La sapete una cosa? Noi non vogliamo l’elemosina. Sono venute le crocerossine di turno a farci cadere dal quindicesimo piano, per proprio personale ed esclusivo tornaconto, una sicurezza che tutto sarà meno che tale. Ma se anche lo fosse, abbiamo ancora sufficiente dignità da non essere disposti a comprare un’incolumità che ci spetta di diritto.

E ci spetta da parte di coloro a cui fanno comodo le nostre tasse e i nostri voti: gli stessi a cui a suo tempo è già stata ceduta da un cittadino una parte di terreno per consentire un allargamento all’altezza del civico 36 di Via Riborgo; gli stessi che dovrebbero vergognarsi di permettere a un’impresa privata uno scempio mascherato da beneficenza su questioni che loro stessi non hanno mai saputo o voluto risolvere.

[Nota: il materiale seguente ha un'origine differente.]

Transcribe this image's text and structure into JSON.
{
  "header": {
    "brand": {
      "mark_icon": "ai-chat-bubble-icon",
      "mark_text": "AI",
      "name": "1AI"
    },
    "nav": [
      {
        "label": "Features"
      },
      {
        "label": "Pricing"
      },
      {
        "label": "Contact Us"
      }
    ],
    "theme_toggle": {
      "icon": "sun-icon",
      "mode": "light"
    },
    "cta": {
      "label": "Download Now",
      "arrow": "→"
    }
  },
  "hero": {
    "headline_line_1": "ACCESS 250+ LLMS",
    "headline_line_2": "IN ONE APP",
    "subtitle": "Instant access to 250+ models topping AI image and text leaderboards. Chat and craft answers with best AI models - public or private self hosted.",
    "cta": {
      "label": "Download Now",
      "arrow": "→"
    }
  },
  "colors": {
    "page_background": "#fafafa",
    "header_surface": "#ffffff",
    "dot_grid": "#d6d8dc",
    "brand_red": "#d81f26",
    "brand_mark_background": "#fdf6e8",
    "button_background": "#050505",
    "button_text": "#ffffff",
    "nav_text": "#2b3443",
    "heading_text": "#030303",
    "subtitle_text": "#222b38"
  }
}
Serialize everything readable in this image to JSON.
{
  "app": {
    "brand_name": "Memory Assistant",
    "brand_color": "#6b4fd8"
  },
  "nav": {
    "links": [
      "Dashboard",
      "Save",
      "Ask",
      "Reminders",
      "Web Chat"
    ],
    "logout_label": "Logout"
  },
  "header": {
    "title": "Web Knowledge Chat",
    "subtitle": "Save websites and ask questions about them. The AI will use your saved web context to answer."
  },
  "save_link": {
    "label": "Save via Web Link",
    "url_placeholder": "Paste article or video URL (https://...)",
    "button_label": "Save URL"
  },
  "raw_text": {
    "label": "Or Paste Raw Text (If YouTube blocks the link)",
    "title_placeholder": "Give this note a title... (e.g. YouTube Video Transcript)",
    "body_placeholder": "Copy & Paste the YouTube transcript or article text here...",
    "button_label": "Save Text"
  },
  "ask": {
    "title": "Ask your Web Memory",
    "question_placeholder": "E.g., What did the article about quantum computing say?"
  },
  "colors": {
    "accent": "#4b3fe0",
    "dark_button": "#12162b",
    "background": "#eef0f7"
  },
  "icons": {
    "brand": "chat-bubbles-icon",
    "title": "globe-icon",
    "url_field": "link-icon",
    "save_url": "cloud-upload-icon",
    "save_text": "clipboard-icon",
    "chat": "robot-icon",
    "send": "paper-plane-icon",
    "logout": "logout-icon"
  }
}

Facciamola un po’ al contrario la “partecipazione”, che dite? Facciamo che, alla prossima nottata di acqua a secchiate, questi signori vengono alle tre di notte a Riborgo, alla luce di una torcia, con l’acqua a mezza gamba, a mettere assi davanti alle porte e a scoperchiare tombini intasati. Almeno scoprono anche loro che cosa significa vivere qui, visto che hanno avuto la delicatezza di venire a insegnarcelo.